The headlines are too awful to contemplate: Gunmen targeted two mosques in Christchurch, New Zealand, killing 49 people attending Friday prayers (CTV, CBC, CNN) and seriously injuring at least 20 more. As if the prospect of well-coordinated attacks against members of a faith-based group couldn't be any more sickening, photos shared online of ammo reportedly belonging to one of the gunmen shows the name, "Bissonnette", an apparent reference to Alexandre Bissonnette, who shot 6 victims dead at the Quebec Islamic Cultural Centre on Jan. 29, 2017 and has been sentenced to 40 years behind bars.
So now, apparently, they're inspiring each other.
Let's be clear: This isn't just an attack on one community. It's an attack on all of us. On anyone who dares to be part of a community. Today our Muslim brothers and sisters were gunned down in cold blood because of who they were. Last October, Jews were slaughtered in Pittsburgh for having the temerity to attend synagogue. Next up? Who knows? But I cringe at the thought that there will be a next time.
We live in politically polarizing times, where some of our most powerful leaders dog-whistle to racist supporters, where white supremacy has been legitimized in the highest corridors of power, where the torch of anti-immigrant sentiment burns with an intensity not seen since 1930s Germany.
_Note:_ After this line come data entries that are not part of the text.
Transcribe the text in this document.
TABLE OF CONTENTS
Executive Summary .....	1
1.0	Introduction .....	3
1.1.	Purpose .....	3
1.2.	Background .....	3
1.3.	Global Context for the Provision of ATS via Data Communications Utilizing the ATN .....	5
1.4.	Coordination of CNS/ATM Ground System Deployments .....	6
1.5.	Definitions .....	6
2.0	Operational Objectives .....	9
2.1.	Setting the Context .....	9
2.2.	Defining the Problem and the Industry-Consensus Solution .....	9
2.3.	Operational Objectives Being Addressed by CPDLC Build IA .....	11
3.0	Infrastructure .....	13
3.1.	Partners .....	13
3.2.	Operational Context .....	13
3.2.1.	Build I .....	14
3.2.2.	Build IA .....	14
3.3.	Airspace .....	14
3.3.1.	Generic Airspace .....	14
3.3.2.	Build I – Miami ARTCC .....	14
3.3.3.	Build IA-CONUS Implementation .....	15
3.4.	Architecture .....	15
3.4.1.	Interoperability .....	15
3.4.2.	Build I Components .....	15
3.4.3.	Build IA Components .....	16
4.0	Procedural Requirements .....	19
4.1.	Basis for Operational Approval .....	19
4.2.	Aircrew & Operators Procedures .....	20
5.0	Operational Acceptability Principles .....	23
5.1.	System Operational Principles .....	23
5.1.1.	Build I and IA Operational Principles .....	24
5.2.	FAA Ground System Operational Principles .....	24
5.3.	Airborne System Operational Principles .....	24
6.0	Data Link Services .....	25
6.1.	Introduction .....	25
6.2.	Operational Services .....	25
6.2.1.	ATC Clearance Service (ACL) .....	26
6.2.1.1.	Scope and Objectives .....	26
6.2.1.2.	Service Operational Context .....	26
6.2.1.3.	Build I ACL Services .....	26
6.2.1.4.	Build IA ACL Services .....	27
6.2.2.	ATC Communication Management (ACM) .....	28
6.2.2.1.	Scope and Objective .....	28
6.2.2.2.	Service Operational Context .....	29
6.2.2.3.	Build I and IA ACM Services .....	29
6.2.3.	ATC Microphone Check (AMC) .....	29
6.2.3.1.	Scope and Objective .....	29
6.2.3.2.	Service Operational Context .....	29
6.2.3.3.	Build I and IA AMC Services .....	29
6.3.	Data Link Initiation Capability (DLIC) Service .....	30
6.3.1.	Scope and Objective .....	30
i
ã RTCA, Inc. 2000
We said "Never again", but we didn't seem to mean it.
In the wake of the 2017 Quebec City mosque shooting, I wrote this, and after re-reading it today, I realize not a whole lot has changed. The forces of hatred, legitimized as they have been by the rhetoric that fills mainstream and social media news feeds, aren't just theoretical constructs, anymore. They're real, and they're coming for all of us where we live, where we work, where we gather.
The solution? It starts with us, with one. If you do one thing today, please reach out to someone you know. Connect across the non-existent divides that the haters insist should define our time here on Earth. Muslims did this for Jews in the wake of the Pittsburgh shooting, and that more than anything reinforced, then as now, that there is hope. We're better than this. One relationship at a time, we need to illustrate to those who would push hatred and divisiveness that their world view doesn't cut it anymore.
When we say, "Never again", we must mean it. And we must be willing to act. Otherwise, our new normal will be this. Or worse.